Movie Birds – Charlie’s Angels

Pygmy Nuthatch

Movies that get their ornithology wrong appeal to the trainspotter in me. From nearly ten years ago, the bloomer in Charlie’s Angels still tickles. I'd only recently moved to California but even so knew that when Natalie (Cameron Diaz) exclaimed that a pygmy nuthatch only lived in one place, Carmel, I was definitely in Hollywoodland. Moreover, she had identified the bird from its song over a telephone connection.

For starters, few species in the world are restricted to an area as small as one town. Then, California really only has one endemic bird – the yellow-billed magpie, which is widespread throughout the Central Valley. To give the film’s researchers credit, pygmy nuthatch does actually occur in the state, but also in Oregon, Washington and as far east as Colorado.

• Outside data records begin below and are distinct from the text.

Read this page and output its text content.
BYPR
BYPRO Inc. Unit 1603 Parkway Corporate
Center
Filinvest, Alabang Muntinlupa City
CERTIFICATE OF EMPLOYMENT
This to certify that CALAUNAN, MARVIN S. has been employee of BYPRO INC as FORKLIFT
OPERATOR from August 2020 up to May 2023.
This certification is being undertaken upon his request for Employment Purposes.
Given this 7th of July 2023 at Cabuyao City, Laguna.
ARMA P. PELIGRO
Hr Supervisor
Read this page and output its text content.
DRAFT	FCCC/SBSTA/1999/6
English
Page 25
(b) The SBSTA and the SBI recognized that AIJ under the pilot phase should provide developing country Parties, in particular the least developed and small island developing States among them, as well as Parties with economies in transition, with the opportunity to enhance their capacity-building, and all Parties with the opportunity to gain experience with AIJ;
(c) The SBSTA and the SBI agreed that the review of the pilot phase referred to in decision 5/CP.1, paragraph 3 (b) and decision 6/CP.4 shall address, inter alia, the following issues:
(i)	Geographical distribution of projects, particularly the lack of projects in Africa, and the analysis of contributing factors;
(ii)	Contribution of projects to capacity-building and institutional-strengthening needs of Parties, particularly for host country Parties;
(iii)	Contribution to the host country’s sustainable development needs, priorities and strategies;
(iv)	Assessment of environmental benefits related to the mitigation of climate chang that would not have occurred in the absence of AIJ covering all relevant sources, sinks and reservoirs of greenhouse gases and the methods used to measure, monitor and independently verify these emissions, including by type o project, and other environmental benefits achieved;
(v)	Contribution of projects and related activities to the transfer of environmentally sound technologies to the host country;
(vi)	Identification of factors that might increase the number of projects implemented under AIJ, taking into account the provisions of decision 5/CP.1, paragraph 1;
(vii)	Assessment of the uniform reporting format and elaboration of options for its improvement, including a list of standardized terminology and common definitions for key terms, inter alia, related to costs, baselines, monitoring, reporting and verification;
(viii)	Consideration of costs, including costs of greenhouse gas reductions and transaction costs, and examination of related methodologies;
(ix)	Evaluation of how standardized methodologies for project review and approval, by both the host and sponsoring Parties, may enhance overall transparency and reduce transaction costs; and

What made the mistake more egregious was a previous shot of some very, very red bird supposedly representing the nuthatch; and as for the song... No, no, no, no, no. Although going to an earlier version of the screenplay on Daily Script suggests the source of this error and just how little the original authors knew about birds. In this, a good couple of pages before Natalie’s detective work, they introduce a bright red songbird, which she later, by sound, has to identify as...

A blue spotted egret?!?

Yeah, that needs a whole paragraph to itself. Then Alex (Lucy Liu) pins it down to Florida. If nothing else, this demonstrates the huge gap that can grow between script and final cut. Speaking as a wannabe film-writer, I say, “Don't shoot the author!”